New rules for debt collectors could mean increased protections for consumers, but why are consumer advocacy groups and debt collection agencies both unhappy about the new proposed regulations?
Last month the Consumer Financial Protection Bureau (CFPB), a federal agency created to help ensure that financial institutions such as banks, credit card companies, and debt collectors did not abuse or harass consumers, issued a Notice of Proposed Rule-making (NPRM) to implement the Fair Debt Collection Practices Act (FDCPA). Just to review, the FDCPA was enacted in 1977; before personal computers, cell phones, e-mail, text messaging, and social media. So while it still provides some basic protections for consumers, it fails to take into account all the new technology that debt collectors can now use to harass and annoy people into paying a bill.
Harassing Cell Phone Calls
Under the current FDCPA, a debt collector is prohibited from allowing a consumers telephone to ring continuously in order to annoy them. However, what does this actually mean? The Act provides no clear language about how many times the phone can ring or how often a debt collector can call. When the FDCPA was enacted a debt collector might have placed a phone call to a person's home telephone during business hours (when they were likely at work or busy caring for the children) and left a message on the answering machine. This might not have been considered annoying. But today, with nearly 70% of the population carrying cell phones, calls during business hours, while people are busy with work and family, can be quite annoying.
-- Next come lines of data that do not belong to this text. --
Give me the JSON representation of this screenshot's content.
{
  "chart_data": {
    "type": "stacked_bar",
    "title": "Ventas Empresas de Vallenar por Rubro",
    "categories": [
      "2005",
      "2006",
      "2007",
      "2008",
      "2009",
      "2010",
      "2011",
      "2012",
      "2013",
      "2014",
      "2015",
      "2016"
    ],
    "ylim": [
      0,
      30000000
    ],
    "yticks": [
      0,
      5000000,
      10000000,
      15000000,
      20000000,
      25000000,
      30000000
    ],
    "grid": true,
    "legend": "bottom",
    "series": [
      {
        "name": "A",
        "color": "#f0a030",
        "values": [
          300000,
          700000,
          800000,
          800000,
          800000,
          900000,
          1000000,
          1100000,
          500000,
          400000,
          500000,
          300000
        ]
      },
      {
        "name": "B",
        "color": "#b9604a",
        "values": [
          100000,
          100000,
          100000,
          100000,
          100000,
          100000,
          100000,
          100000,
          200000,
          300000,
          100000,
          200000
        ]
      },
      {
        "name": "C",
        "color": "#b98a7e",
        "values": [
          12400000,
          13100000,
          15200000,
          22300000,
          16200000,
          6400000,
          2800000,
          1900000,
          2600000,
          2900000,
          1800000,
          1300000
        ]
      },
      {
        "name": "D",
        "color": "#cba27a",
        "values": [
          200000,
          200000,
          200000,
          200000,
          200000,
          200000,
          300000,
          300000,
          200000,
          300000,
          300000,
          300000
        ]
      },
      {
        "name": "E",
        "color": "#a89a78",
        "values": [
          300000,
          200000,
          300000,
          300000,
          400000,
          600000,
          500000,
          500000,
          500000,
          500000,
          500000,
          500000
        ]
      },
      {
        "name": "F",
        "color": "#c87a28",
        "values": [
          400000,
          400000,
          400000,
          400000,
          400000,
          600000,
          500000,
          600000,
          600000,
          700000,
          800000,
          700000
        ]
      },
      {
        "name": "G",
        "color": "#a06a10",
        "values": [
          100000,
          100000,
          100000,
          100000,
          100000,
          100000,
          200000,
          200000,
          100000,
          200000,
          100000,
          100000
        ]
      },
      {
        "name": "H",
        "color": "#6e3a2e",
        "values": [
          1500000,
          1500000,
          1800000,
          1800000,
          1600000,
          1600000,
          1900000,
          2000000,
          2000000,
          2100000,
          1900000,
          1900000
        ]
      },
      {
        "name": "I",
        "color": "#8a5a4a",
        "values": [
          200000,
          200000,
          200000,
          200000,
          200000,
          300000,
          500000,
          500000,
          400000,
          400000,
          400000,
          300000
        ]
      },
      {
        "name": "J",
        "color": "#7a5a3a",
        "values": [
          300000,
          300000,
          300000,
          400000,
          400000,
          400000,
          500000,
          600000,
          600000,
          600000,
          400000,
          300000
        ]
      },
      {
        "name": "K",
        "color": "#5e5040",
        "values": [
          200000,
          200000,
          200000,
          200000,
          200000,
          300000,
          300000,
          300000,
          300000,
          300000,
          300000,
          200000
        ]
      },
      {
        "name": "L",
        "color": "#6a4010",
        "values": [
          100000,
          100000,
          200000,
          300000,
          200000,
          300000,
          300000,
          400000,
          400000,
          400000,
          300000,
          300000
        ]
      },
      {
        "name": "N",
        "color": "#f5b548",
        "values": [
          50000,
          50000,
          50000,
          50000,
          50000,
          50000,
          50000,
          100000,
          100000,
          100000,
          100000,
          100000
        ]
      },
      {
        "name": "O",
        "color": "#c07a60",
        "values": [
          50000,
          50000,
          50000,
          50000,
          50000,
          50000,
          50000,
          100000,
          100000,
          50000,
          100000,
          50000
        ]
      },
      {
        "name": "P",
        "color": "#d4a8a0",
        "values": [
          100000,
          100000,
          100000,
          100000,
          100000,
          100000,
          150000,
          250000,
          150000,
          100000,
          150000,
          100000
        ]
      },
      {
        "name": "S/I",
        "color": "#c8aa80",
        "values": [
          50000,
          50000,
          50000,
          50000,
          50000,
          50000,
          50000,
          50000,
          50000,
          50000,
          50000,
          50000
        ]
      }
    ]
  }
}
That is why the law needs to be updated. Under the current law, when a consumer files a lawsuit against a collector for allowing a telephone to ring continuously, it is up to the judge to determine what constitutes ‘continuous ringing'. The new rule would take this decision partially out of judges' hands by specifying that a debt collector may call no more than seven times in a week. If the collector speaks with the consumer during one of those calls, they would then have to wait seven days before calling again. There is still no clarification about how many times a debt collector can let a phone ring before it is considered continuous ringing with the intent to annoy, but we all know what that red button on our cell phones is for.
Using “New” Technology
Social media, e-mail, computers, and text messaging may not be new, but as far as the FDCPA is concerned, they might was well be non-existent. This means that the Act may not prevent consumer abuse and harassment by a debt collector as long as he or she uses this “new” technology. For example, the Act specifies that a collector may not call you before 8:00 a.m. or after 9:00 p.m., but can they send you a text in the middle of the night? And how many times can they e-mail you? Can they text or e-mail you?
The new law is expected to allow debt collectors to communicate with consumers via text and e-mail, which may be exciting for collection agencies, but can give consumers some pause. While many of us may prefer communications from family, friends, and companies with whom we do business come in a digital form, most of us want the bill collectors to remain in the last century where landlines and letters are the preferred method of communication.